Saint X by Alexis Schaitkin


































Claire is only seven years old when her college-age sister, Alison, disappears on the last night of their family vacation at a resort on the Caribbean island of Saint X. Several days later, Alison’s body is found in a remote spot on a nearby cay, and two local men – employees at the resort - are arrested. But the evidence is slim, the timeline against it, and the men are soon released. The story turns into national tabloid news, a lurid mystery that will go unsolved. For Claire and her parents, there is only the return home to broken lives.Years later, Claire is living and working in New York City when a brief but fateful encounter brings her together with Clive Richardson, one of the men originally suspected of murdering her sister. It is a moment that sets Claire on an obsessive pursuit of the truth - not only to find out what happened the night of Alison’s death but also to answer the elusive question: Who exactly was her sister? At seven, Claire had been barely old enough to know her: a beautiful, changeable, provocative girl of eighteen at a turbulent moment of identity formation.
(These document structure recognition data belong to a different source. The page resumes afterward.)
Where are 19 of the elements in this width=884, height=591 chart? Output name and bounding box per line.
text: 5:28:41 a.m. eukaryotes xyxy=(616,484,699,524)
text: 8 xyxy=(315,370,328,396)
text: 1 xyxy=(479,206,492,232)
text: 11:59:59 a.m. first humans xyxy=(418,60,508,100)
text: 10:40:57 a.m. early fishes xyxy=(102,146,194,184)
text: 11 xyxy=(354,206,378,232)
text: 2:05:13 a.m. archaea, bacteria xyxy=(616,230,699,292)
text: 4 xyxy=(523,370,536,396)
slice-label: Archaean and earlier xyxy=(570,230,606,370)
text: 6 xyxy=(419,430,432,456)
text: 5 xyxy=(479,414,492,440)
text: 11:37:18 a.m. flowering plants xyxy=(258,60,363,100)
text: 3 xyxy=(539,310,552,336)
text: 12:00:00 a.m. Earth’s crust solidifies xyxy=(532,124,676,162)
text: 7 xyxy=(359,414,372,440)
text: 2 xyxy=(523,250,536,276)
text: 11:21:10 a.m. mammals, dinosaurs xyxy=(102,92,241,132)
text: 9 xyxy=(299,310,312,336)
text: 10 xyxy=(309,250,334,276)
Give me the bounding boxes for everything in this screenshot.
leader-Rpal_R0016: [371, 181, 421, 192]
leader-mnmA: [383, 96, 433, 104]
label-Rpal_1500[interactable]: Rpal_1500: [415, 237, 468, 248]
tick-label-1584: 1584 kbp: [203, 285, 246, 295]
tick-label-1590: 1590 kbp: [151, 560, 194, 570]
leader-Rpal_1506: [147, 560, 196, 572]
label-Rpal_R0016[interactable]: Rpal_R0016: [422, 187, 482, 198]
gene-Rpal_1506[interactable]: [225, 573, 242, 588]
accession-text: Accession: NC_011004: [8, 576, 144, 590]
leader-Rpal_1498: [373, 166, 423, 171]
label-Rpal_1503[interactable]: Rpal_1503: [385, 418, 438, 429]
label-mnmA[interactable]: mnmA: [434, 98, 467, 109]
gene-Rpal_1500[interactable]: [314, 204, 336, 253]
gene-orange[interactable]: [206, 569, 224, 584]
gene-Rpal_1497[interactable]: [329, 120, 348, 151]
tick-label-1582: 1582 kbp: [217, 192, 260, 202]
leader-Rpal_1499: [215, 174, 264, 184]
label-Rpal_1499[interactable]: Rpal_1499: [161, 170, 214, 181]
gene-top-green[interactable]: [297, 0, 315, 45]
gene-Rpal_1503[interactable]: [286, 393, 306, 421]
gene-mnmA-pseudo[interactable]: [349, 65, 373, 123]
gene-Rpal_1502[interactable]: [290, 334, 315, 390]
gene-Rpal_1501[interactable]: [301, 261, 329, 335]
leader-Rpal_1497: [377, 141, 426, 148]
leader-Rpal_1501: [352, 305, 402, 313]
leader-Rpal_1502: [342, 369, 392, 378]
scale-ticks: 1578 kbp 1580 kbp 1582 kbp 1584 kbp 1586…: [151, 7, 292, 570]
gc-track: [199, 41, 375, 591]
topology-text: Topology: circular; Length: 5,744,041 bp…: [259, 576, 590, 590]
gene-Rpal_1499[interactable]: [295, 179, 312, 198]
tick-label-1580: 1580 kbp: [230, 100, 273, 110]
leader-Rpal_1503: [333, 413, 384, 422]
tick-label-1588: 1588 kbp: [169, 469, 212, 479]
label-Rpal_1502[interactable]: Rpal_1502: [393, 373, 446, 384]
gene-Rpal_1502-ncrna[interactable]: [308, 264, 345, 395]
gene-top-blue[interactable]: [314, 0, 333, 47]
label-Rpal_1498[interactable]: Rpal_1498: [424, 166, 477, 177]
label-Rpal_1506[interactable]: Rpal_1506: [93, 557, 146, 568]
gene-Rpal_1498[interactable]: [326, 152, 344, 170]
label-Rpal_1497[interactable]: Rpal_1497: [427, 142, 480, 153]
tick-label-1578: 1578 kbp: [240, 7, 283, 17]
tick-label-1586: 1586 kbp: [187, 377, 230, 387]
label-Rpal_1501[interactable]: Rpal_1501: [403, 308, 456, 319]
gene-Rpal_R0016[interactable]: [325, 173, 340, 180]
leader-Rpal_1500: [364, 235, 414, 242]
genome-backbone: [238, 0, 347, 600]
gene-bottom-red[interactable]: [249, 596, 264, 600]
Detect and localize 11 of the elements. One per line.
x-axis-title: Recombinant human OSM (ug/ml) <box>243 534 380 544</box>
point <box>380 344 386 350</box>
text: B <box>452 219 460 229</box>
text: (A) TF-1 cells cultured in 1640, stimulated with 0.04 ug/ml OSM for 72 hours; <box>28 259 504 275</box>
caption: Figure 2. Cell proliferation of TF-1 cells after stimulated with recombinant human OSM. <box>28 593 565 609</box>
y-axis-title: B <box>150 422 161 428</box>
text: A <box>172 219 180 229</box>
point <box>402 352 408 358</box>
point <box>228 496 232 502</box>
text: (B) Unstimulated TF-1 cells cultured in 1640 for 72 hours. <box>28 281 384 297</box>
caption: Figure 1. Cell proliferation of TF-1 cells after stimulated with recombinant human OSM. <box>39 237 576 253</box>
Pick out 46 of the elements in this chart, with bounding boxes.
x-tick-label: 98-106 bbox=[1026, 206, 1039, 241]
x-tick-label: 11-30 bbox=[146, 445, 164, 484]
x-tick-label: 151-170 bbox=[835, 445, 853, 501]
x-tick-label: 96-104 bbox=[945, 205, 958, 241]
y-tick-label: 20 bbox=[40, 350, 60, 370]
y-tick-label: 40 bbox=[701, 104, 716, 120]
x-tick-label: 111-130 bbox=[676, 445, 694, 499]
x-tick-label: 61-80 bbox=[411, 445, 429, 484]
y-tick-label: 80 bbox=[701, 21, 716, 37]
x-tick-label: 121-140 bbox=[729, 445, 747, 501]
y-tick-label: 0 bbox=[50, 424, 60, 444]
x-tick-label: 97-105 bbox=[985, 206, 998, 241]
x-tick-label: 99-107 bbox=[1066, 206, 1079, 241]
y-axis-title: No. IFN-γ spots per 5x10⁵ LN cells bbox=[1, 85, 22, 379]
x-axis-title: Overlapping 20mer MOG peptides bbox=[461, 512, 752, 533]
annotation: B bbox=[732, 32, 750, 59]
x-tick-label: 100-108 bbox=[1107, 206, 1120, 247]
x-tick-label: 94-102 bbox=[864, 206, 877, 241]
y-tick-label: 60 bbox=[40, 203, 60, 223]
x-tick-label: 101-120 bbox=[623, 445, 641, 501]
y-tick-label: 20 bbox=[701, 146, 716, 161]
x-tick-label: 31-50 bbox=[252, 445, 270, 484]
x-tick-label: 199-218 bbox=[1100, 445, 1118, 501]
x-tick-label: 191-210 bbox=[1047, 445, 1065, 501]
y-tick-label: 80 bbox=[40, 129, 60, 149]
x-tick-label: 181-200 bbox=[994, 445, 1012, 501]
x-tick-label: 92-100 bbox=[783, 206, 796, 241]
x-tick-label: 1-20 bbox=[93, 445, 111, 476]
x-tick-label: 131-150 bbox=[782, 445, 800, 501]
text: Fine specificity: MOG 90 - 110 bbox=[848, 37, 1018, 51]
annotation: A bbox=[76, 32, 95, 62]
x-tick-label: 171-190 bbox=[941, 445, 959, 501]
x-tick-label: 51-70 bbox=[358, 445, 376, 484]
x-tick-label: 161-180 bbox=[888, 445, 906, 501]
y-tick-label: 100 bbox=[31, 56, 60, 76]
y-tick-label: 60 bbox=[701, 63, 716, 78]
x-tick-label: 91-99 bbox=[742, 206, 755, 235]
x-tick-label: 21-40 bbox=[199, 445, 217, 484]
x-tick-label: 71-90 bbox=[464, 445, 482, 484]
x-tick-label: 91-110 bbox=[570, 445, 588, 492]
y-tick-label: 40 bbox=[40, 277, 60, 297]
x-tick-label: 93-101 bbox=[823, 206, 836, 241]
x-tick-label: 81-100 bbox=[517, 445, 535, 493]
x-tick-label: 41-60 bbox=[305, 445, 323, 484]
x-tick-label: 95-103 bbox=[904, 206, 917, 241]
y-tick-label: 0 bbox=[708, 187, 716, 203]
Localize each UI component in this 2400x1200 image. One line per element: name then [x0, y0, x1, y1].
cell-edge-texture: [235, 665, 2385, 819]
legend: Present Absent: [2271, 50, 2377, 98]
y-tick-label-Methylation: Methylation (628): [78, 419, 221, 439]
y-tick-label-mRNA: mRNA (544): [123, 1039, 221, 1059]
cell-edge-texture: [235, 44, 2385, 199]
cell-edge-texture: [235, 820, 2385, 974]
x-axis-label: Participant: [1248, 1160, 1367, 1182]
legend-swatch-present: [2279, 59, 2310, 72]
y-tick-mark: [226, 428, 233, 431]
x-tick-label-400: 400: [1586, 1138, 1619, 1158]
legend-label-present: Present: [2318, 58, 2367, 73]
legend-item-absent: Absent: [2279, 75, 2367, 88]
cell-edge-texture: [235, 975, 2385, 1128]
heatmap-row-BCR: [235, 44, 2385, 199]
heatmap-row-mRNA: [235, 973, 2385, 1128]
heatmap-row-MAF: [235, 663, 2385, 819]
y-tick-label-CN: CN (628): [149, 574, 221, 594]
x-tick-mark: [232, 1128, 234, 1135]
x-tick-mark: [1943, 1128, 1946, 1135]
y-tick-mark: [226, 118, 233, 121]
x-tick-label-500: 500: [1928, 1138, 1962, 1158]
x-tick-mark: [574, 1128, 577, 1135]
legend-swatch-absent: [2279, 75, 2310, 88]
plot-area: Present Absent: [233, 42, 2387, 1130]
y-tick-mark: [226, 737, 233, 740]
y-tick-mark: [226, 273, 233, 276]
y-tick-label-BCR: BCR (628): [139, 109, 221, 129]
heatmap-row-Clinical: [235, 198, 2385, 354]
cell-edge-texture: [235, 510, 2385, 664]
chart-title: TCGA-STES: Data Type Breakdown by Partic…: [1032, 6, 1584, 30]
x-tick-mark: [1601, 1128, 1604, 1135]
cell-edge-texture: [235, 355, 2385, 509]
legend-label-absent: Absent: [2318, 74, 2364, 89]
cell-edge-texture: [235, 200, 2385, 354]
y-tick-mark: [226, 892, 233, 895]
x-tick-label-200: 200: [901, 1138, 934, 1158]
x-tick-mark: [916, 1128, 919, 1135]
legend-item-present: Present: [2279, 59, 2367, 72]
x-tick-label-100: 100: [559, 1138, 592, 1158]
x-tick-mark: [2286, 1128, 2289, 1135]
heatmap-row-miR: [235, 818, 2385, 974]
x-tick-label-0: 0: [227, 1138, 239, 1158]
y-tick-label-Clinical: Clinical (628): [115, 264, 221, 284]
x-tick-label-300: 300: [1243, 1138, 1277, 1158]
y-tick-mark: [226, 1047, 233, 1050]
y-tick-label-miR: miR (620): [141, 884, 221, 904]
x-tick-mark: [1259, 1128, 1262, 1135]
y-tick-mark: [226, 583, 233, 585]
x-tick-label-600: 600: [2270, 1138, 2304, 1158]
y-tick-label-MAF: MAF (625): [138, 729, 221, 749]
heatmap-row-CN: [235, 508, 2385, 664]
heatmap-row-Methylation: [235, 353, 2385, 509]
As Claire doggedly shadows Clive, hoping to gain his trust, waiting for the slip that will reveal the truth, an unlikely attachment develops between them, two people whose lives were forever marked by the same tragedy.

REVIEW

My rating: 4 of 5 stars

I just finished listening to Saint X and I have such mixed emotions right now. When I first saw the book and all the buzz around it, my mind immediately went to the Natalee Holloway case. Although there’s only one comparison that can be made and that is that both girls go missing while on a tropical vacation. Sadly, Natalee Holloway remains missing.

The story-line of Saint X is slowly revealed in the most part by the main character, Claire, a child of seven when her 18-year-old sister Alison disappears on the fictional Caribbean island of Saint X. Alison is soon found deceased with no forensic evidence and a fairly sketchy cause of death. The last two men she’s seen with are residents of the island and employees of the resort that Alison and Claire are staying at.

As a young adult, Claire – who now goes by her middle name, Emily, happens upon Clive Richardson – one of the accused and known as Gogo by his friends - driving a cab in NYC and soon becomes obsessed with him, she begins to follow him and haunts his steps searching for answers to what happened the night her sister died. There are parts we hear from Gogo, about his childhood on the island and what brought him to NYC. The effect that Alison’s death had on both him and Edwin, the other man last seen with Alison, and the island as a whole.

A big part of Saint X is exploring the depths that grief can take a person; a parent, a sister, a friend or someone accused of a crime – guilty or not. Lives are changed irrevocably by one tragic moment in time. Although time passes, Alison’s ghost is always there, often idolized and anglicized by her parents often tormenting Claire with the possibilities of what might have been. Mostly viewed by Claire’s perspective; it is with an unreliable and often skewed observation that we see the events unfold so it’s up to the reader to decipher what seven-year-old to 30-something Claire is telling us and this works for the story.

This is a powerful story that takes it’s time in the telling but it’s one that I really enjoyed. A big thank you to MacMillan Audio for providing me with an ALC in exchange for my honest review.